Design by Klaus-Jurgen Wrede Published by White Goblin Games 2 – 4 Players, 45 minutes – 1 hour Review by Greg J. Schloesser

Games–like many films–continue to be recycled and reinvented, sometimes receiving a major overhaul, while other times receiving nothing more than just a simple tweaking or re-theming.  I guess this is a good way to bring a former title to the attention of a new generation of gamers. However, many times the re-release is only just a few years after the publication of the original version, which seems a bit premature.  Do gamers really have that short of a memory? Or perhaps the reason is more noble. Perhaps it is because the original game was lost in the avalanche of yearly game releases and another publisher–or perhaps even the same publisher as the original–felt it would be good to give the game a second chance, quite likely with a shiny new veneer and/or theme.

 

Such appears to be the case with Bali from award-winning designer Klaus-Jürgen Wrede (Carcassonne) and publisher White Goblin Games.  Bali is a re-release of Rapa Nui, which was first published in 2011 under the Kosmos label.

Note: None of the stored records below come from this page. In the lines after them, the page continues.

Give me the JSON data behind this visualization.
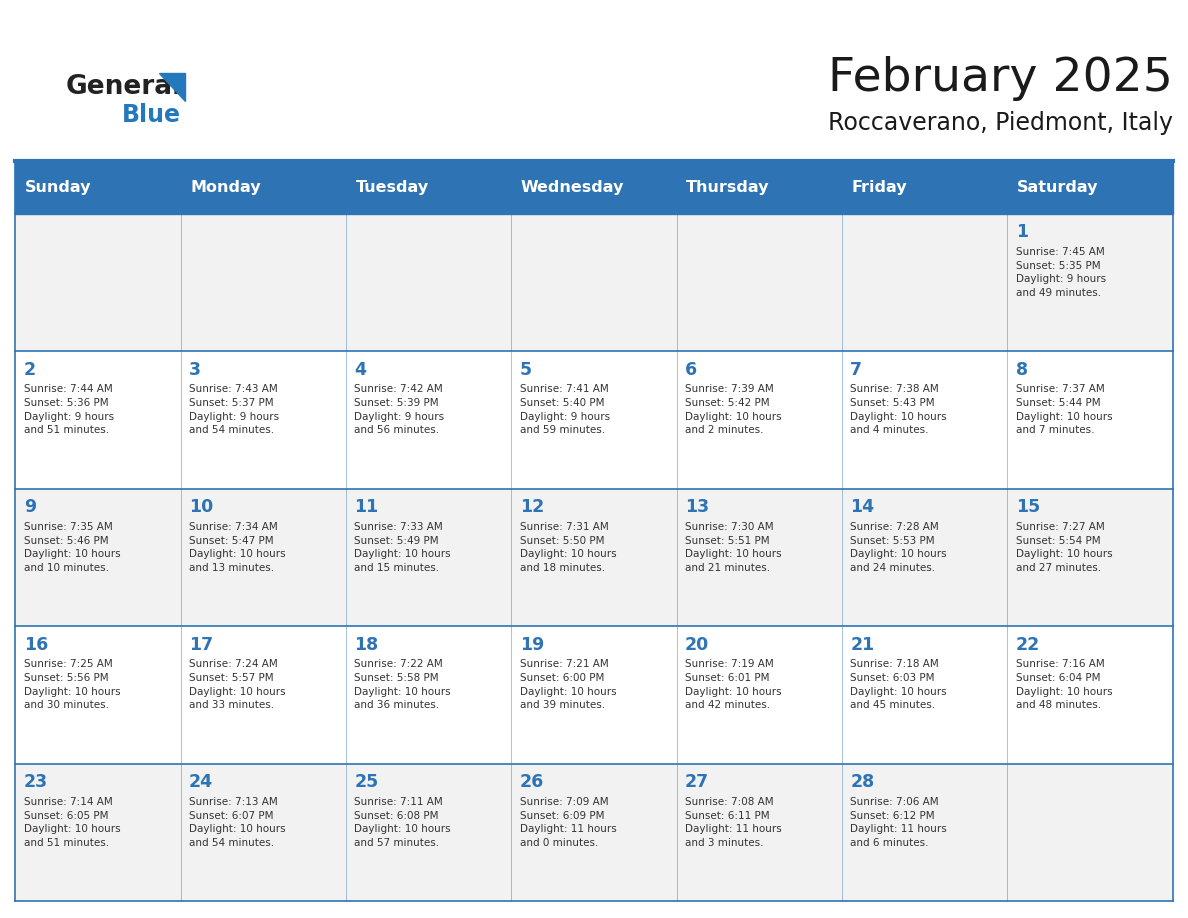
{
  "title": "February 2025",
  "subtitle": "Roccaverano, Piedmont, Italy",
  "days_of_week": [
    "Sunday",
    "Monday",
    "Tuesday",
    "Wednesday",
    "Thursday",
    "Friday",
    "Saturday"
  ],
  "header_bg": "#2E74B5",
  "header_text": "#FFFFFF",
  "cell_bg_odd": "#F2F2F2",
  "cell_bg_even": "#FFFFFF",
  "day_number_color": "#2E74B5",
  "text_color": "#333333",
  "border_color": "#2E74B5",
  "logo_general_color": "#222222",
  "logo_blue_color": "#2479BD",
  "weeks": [
    [
      {
        "day": null,
        "info": ""
      },
      {
        "day": null,
        "info": ""
      },
      {
        "day": null,
        "info": ""
      },
      {
        "day": null,
        "info": ""
      },
      {
        "day": null,
        "info": ""
      },
      {
        "day": null,
        "info": ""
      },
      {
        "day": 1,
        "info": "Sunrise: 7:45 AM\nSunset: 5:35 PM\nDaylight: 9 hours\nand 49 minutes."
      }
    ],
    [
      {
        "day": 2,
        "info": "Sunrise: 7:44 AM\nSunset: 5:36 PM\nDaylight: 9 hours\nand 51 minutes."
      },
      {
        "day": 3,
        "info": "Sunrise: 7:43 AM\nSunset: 5:37 PM\nDaylight: 9 hours\nand 54 minutes."
      },
      {
        "day": 4,
        "info": "Sunrise: 7:42 AM\nSunset: 5:39 PM\nDaylight: 9 hours\nand 56 minutes."
      },
      {
        "day": 5,
        "info": "Sunrise: 7:41 AM\nSunset: 5:40 PM\nDaylight: 9 hours\nand 59 minutes."
      },
      {
        "day": 6,
        "info": "Sunrise: 7:39 AM\nSunset: 5:42 PM\nDaylight: 10 hours\nand 2 minutes."
      },
      {
        "day": 7,
        "info": "Sunrise: 7:38 AM\nSunset: 5:43 PM\nDaylight: 10 hours\nand 4 minutes."
      },
      {
        "day": 8,
        "info": "Sunrise: 7:37 AM\nSunset: 5:44 PM\nDaylight: 10 hours\nand 7 minutes."
      }
    ],
    [
      {
        "day": 9,
        "info": "Sunrise: 7:35 AM\nSunset: 5:46 PM\nDaylight: 10 hours\nand 10 minutes."
      },
      {
        "day": 10,
        "info": "Sunrise: 7:34 AM\nSunset: 5:47 PM\nDaylight: 10 hours\nand 13 minutes."
      },
      {
        "day": 11,
        "info": "Sunrise: 7:33 AM\nSunset: 5:49 PM\nDaylight: 10 hours\nand 15 minutes."
      },
      {
        "day": 12,
        "info": "Sunrise: 7:31 AM\nSunset: 5:50 PM\nDaylight: 10 hours\nand 18 minutes."
      },
      {
        "day": 13,
        "info": "Sunrise: 7:30 AM\nSunset: 5:51 PM\nDaylight: 10 hours\nand 21 minutes."
      },
      {
        "day": 14,
        "info": "Sunrise: 7:28 AM\nSunset: 5:53 PM\nDaylight: 10 hours\nand 24 minutes."
      },
      {
        "day": 15,
        "info": "Sunrise: 7:27 AM\nSunset: 5:54 PM\nDaylight: 10 hours\nand 27 minutes."
      }
    ],
    [
      {
        "day": 16,
        "info": "Sunrise: 7:25 AM\nSunset: 5:56 PM\nDaylight: 10 hours\nand 30 minutes."
      },
      {
        "day": 17,
        "info": "Sunrise: 7:24 AM\nSunset: 5:57 PM\nDaylight: 10 hours\nand 33 minutes."
      },
      {
        "day": 18,
        "info": "Sunrise: 7:22 AM\nSunset: 5:58 PM\nDaylight: 10 hours\nand 36 minutes."
      },
      {
        "day": 19,
        "info": "Sunrise: 7:21 AM\nSunset: 6:00 PM\nDaylight: 10 hours\nand 39 minutes."
      },
      {
        "day": 20,
        "info": "Sunrise: 7:19 AM\nSunset: 6:01 PM\nDaylight: 10 hours\nand 42 minutes."
      },
      {
        "day": 21,
        "info": "Sunrise: 7:18 AM\nSunset: 6:03 PM\nDaylight: 10 hours\nand 45 minutes."
      },
      {
        "day": 22,
        "info": "Sunrise: 7:16 AM\nSunset: 6:04 PM\nDaylight: 10 hours\nand 48 minutes."
      }
    ],
    [
      {
        "day": 23,
        "info": "Sunrise: 7:14 AM\nSunset: 6:05 PM\nDaylight: 10 hours\nand 51 minutes."
      },
      {
        "day": 24,
        "info": "Sunrise: 7:13 AM\nSunset: 6:07 PM\nDaylight: 10 hours\nand 54 minutes."
      },
      {
        "day": 25,
        "info": "Sunrise: 7:11 AM\nSunset: 6:08 PM\nDaylight: 10 hours\nand 57 minutes."
      },
      {
        "day": 26,
        "info": "Sunrise: 7:09 AM\nSunset: 6:09 PM\nDaylight: 11 hours\nand 0 minutes."
      },
      {
        "day": 27,
        "info": "Sunrise: 7:08 AM\nSunset: 6:11 PM\nDaylight: 11 hours\nand 3 minutes."
      },
      {
        "day": 28,
        "info": "Sunrise: 7:06 AM\nSunset: 6:12 PM\nDaylight: 11 hours\nand 6 minutes."
      },
      {
        "day": null,
        "info": ""
      }
    ]
  ]
}
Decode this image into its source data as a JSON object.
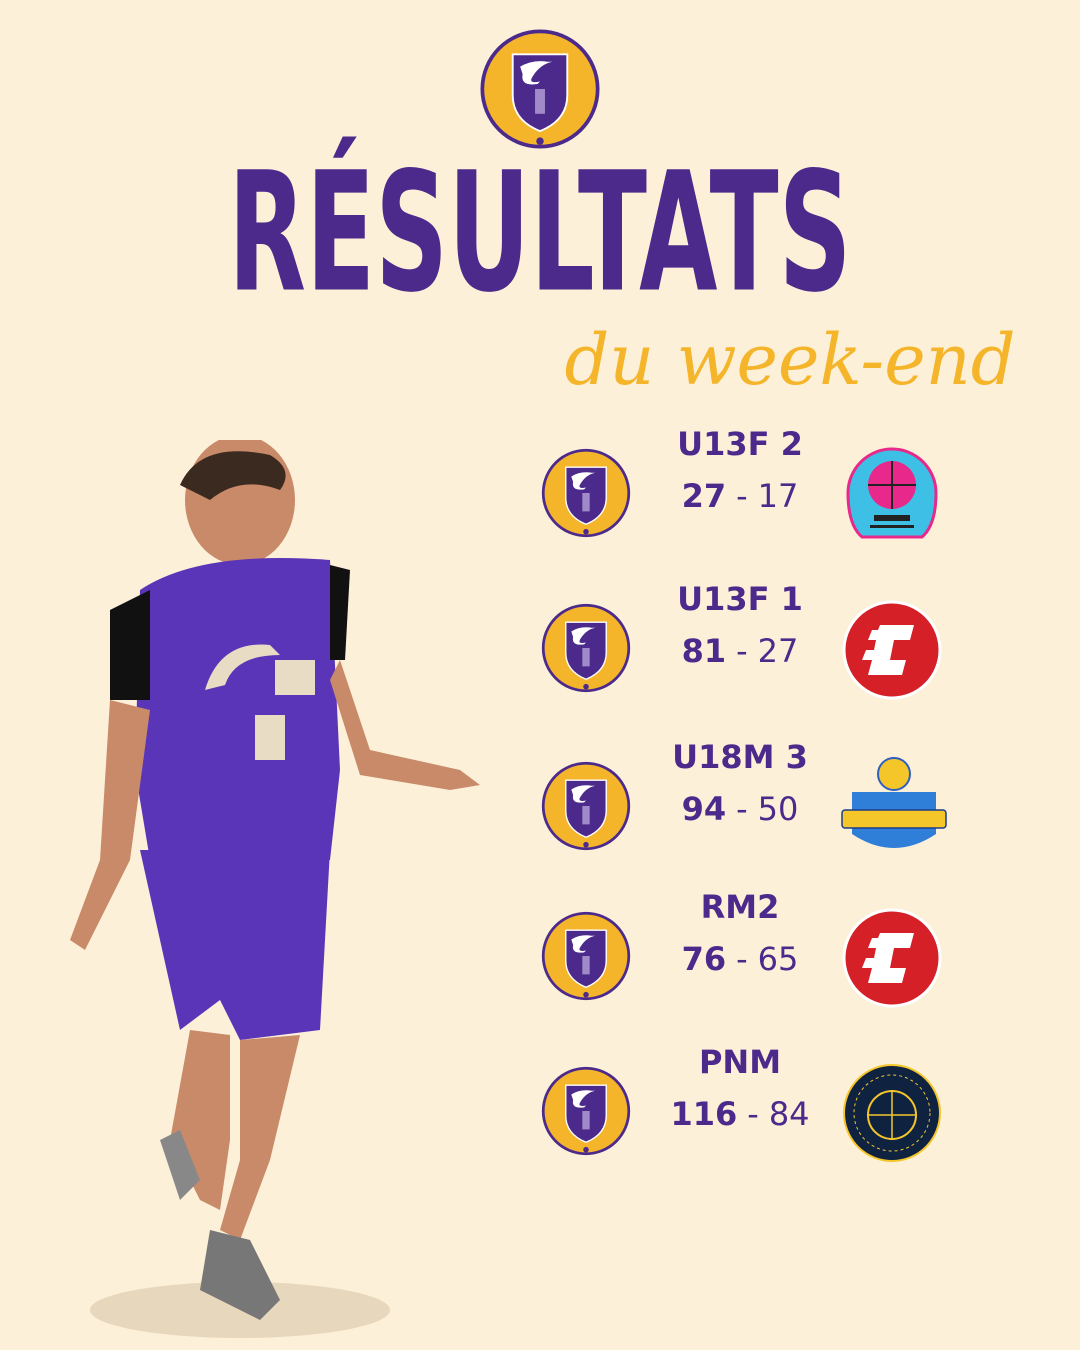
{
  "header": {
    "club_logo": "CAB - Croix d'Argent Basket Montpellier 1992",
    "title": "RÉSULTATS",
    "subtitle": "du week-end"
  },
  "colors": {
    "background": "#fdf0d9",
    "purple": "#4b2a8c",
    "gold": "#f5b52a"
  },
  "results": [
    {
      "category": "U13F 2",
      "home_score": "27",
      "separator": "-",
      "away_score": "17",
      "opponent_logo": "OMM Basketball"
    },
    {
      "category": "U13F 1",
      "home_score": "81",
      "separator": "-",
      "away_score": "27",
      "opponent_logo": "red-c-logo"
    },
    {
      "category": "U18M 3",
      "home_score": "94",
      "separator": "-",
      "away_score": "50",
      "opponent_logo": "SO Coursan"
    },
    {
      "category": "RM2",
      "home_score": "76",
      "separator": "-",
      "away_score": "65",
      "opponent_logo": "red-c-logo"
    },
    {
      "category": "PNM",
      "home_score": "116",
      "separator": "-",
      "away_score": "84",
      "opponent_logo": "Basket Pays Lunel"
    }
  ]
}
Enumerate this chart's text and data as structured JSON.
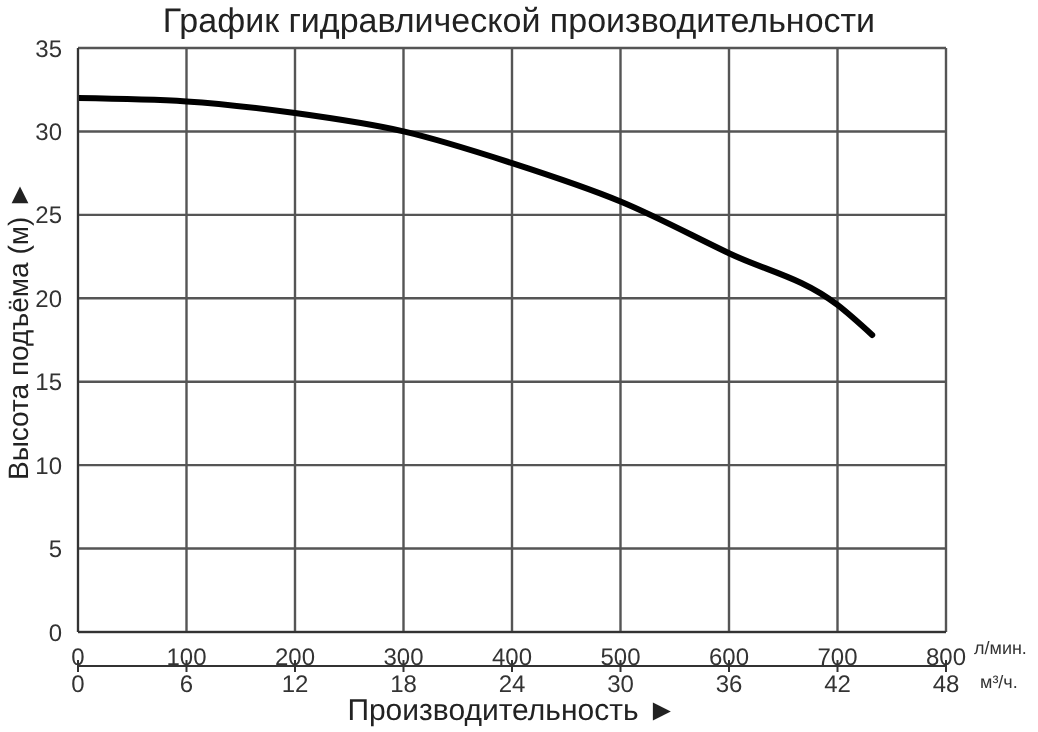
{
  "chart_data": {
    "type": "line",
    "title": "График гидравлической производительности",
    "xlabel": "Производительность ►",
    "ylabel": "Высота подъёма (м) ►",
    "x": [
      0,
      100,
      200,
      300,
      400,
      500,
      600,
      700,
      732
    ],
    "series": [
      {
        "color": "#000000",
        "values": [
          32,
          31.8,
          31.1,
          30,
          28.1,
          25.8,
          22.7,
          19.6,
          17.8
        ]
      }
    ],
    "xlim": [
      0,
      800
    ],
    "xticks": [
      0,
      100,
      200,
      300,
      400,
      500,
      600,
      700,
      800
    ],
    "x2lim": [
      0,
      48
    ],
    "x2ticks": [
      0,
      6,
      12,
      18,
      24,
      30,
      36,
      42,
      48
    ],
    "ylim": [
      0,
      35
    ],
    "yticks": [
      0,
      5,
      10,
      15,
      20,
      25,
      30,
      35
    ],
    "grid": true,
    "marker": "none",
    "line_style": "solid",
    "legend": false,
    "annotations": [
      "л/мин.",
      "м³/ч."
    ]
  }
}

The original game was set on Easter Island, which is famous worldwide due to its mysterious moai, the large stone carvings which appear at various locations around the small island.  This latest version of the game has a new setting: the island of Bali. Bali’s past is also mysterious and, according to game lore, laden with superstition and spirituality. Islanders attempt to appease the gods and spirits of their ancestors by sacrificing much of their harvests.  Priests help ward off the evil spirits, while the erection of shrines pleases the gods.

 

Game play in Bali is essentially the same as that in Rapa Nui, with a few minor tweaks and the addition of two new variants.  A deck of cards consisting of farmers of four types (rice, peanut, banana and pepper), priests, shrines and stonemasons is mixed, and four columns consisting of four cards each are displayed as the “offer.”  Each player receives one each of the four types of “sacrifice” cards–rice, peanuts, bananas and peppers–with the remaining decks separated and set aside. Players also receive a starting deck of three farmers and one stonemason, as well as a few “stones” depending upon their place in the turn order.